Pesantren yang pertama beliau singgahi terletak di desa Babadan, Gurah, Kediri. Kemudian beliau meneruskan pengembaraan ke daerah Cepoko, 20 km arah selatan Nganjuk, di sini kurang lebih selama 6 Tahun. Setalah dirasa cukup beliau meneruskan ke Pesantren Trayang, Bangsri, Kertosono, Nganjuk Jatim, disinilah beliau memperdalam pengkajian ilmu Al-Quran. Lalu beliau melanjutkan pengembaraan ke Pesantren Sono, sebelah timur Sidoarjo, sebuah pesantren yang terkenal dengan ilmu Shorof-nya, 7 tahun lamanya beliau menuntut ilmu di Pesantren ini. Selanjutnya beliau nyantri di Pondok Pesantren Kedungdoro, Sepanjang, Surabaya. Hingga akhirnya, beliau kemudian meneruskan pengembaraan ilmu di salah satu pesantren besar di pulau Madura, asuhan ulama’ kharismatik; Syaikhona Kholil Bangkalan. Cukup lama beliau menuntut ilmu di Madura, sekitar 23 tahun.
Peran Sentral Lirboyo Dalam Penumpasan PKI
Saat meletus peristiwa G30S/PKI, Lirboyo adalah kiblat perjuangan masyarakat di eks-Karesidenan Kediri, bahkan sebagimana diakui Gus Maksum 60% dari proses Penumpasan dan pembersihan sisa-sisa PKI di wilayah Karesidenan Kediri berasal dari komando para Masyayikh Lirboyo. Peran sentral itu tidak lepas dari sejarah perjalanan panjang Lirboyo dalam memimpin masyarakat sejak zaman kolonialisme Jepang dan Belanda. Pasukan PETA misalnya, dibentuk di Lirboyo dan berawal dari inisiatif Kiai Ibrahim (Banjarmlati, ipar Kiai Abdul Karim), sedangkan Laskar Hizbullah-Sabilillah di Kediri disponsori oleh Kiai Mahrus Ali, yang di belakang hari menjadi embrio terbentuknya Kodam V Brawijaya.

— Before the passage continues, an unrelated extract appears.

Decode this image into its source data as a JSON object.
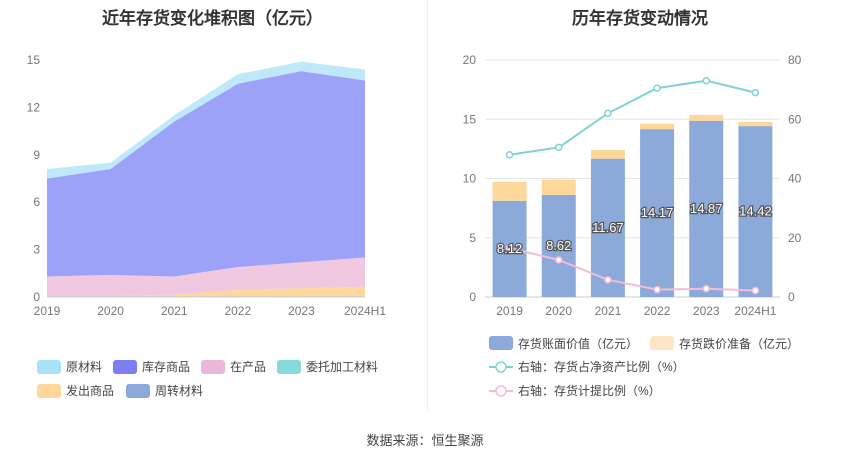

Peran sentral itu tidak hanya berhenti disitu. Dimasa pemberontakan PKI aksi sepihak yang dilancarkan diberbagai daerah seperti Banyuwangi, Besuki, Blitar, Pemalang, Indramayu, Kediri dan lain-lain menggugah kesadaran para pengasuh Lirboyo untuk bertindak. Saat peristiwa Madiun, Kiai Mahrus Ali bersama para santrinya berangkat ke Madiun untuk menumpas pemberontakan PKI disana. Pasukan Kiai Mahrus Ali bergabung dengan Brigade S.Soerahmad dan berhasil menumpas pemberontakan disana. Sikap tegas Kiai Mahrus Ali sempat mengundang kekhawatiran sebagian kalangan. Bahkan ketika anggota PKI di Kediri banyak yang dibersihkan. Komando korem Kediri kala itu, Wili Sujono dipanggil presiden Soekarno ke Istana Negara dan ditanya mengapa anggota PKI di Kediri banyak yang dihabisi? Dengan tegas Wili Sujono menjawab, bahwa tindakan itu atas restu para pengasuh Lirboyo, khususnya Kiai Mahrus Ali serta Kiai Wahab Hasbullah (Tambak Beras, Jombang). Ternyata hanya dengan jawaban singkat itu presiden Soekarno tidak melanjutkan pertanyaannya dan tidak memberikan sangsi apapun kepada Wili Sujono.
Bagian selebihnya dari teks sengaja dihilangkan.